In the Fortified Islands scenario, net gas exports are above current levels for most of the period.
The result of the Continuing Trends scenario is similar to the 2003 Energy Future report's Supply Push scenario, and the Fortified Islands scenario result is similar to the Techno-Vert case from the last report.
The Energy Future analysis exposed a number of key issues and uncertainties in natural gas markets – we are calling these the "wild cards".
Subsequent to the analysis in the Energy Future project, industry sentiment regarding gas drilling in western Canada, and Alberta in particular, turned considerably more negative. Industry concerns over cost escalation, softening gas prices, better oil economics, and changes to Alberta's royalties have caused investments in gas developments to be scaled back. How long this might persist and the impact on Canadian production declines is unknown.

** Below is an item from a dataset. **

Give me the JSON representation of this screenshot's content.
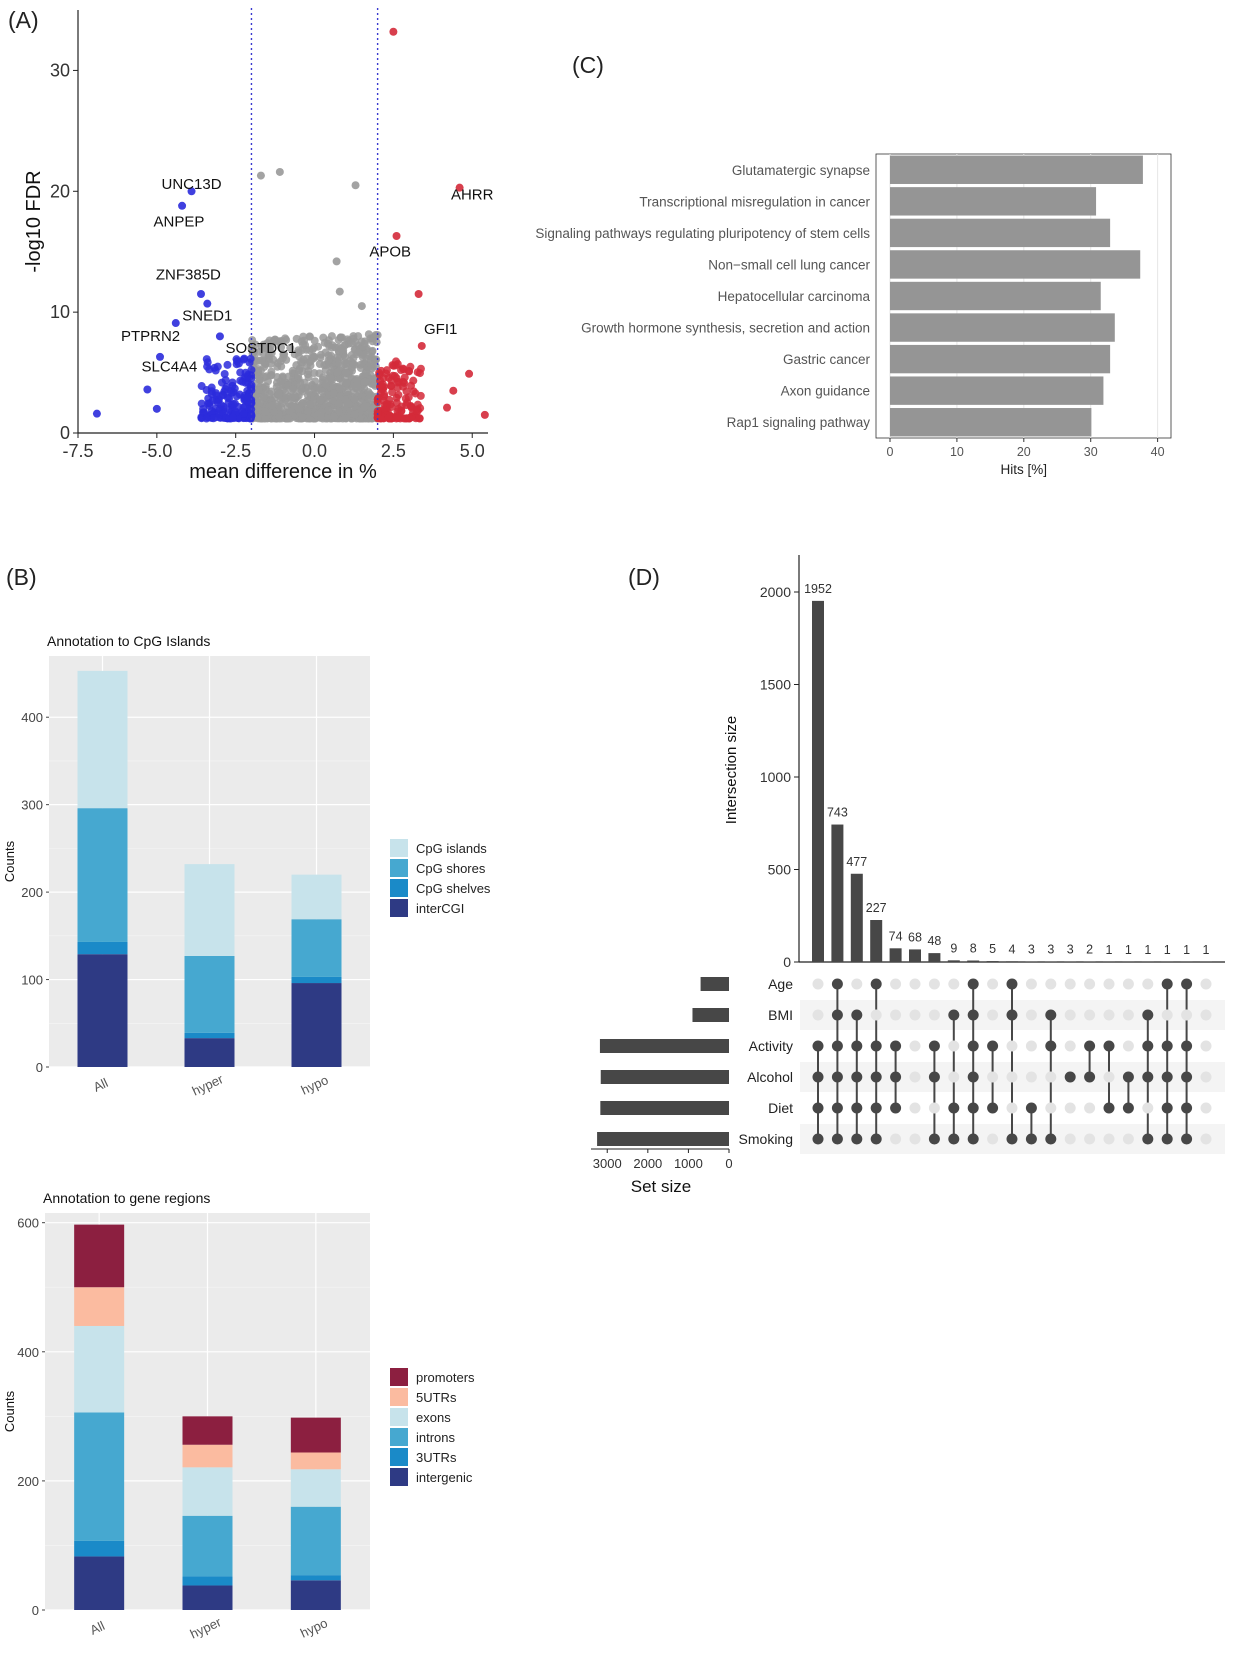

Since mid-2007, global LNG has been in relatively short supply with Asian and European markets readily outbidding North America for spare cargoes during peak demand periods. Based on the new projects expected to enter service between 2008 and 2010, LNG supply could surge by almost 50 per cent. A significant increment of that could come to North America especially during the summer months. However, LNG supplies are subject to international market conditions which determine where the gas will go at the time of delivery.
Pipeline projects to access gas in the Mackenzie Delta and Alaska have been around for decades. Recently TransCanada Pipelines was selected under Alaska's Gas Inducement Act to proceed to an open season and receive some financial backing for the regulatory process. BP and ConocoPhillips have since announced a separate proposal to ship Alaska gas to markets through Western Canada. How these might impact the Mackenzie Gas Pipeline Project remains to be seen.
On the demand side, there is considerable uncertainty regarding the key oil sands market. Roughly ¾ of the resource is too deep to surface mine and instead the resource must be heated underground to allow the bitumen to flow to horizontal wells. Although more energy intensive, there is also the possibility of substituting alternative fuels with a number of different technologies being evaluated.
Finally, gas-fired power. There are few alternatives to the operational flexibility, ease of siting, rapid construction, and low initial capital costs associated with gas-fired facilities. This is particularly the case if the power grid requires that a backup source of power be situated close to a remote wind facility. Clean coal may yet supplant future incremental gas additions, but uncertain costs for new technology and future emissions have slowed its development.
Looking ahead, we have identified a number of topics that we will research further and issue separate reports over the next few years.
The Reference Case may be updated approximately every two years, depending on the Board's decision.
Some of the future work we expect to do will be in the area of resource assessments for different regions in Canada.
All of this work will be both advertised in advance and published, when ready, on the Board's website, where everything can be obtained at no charge.
Thank you for you attention and I will now respond to questions.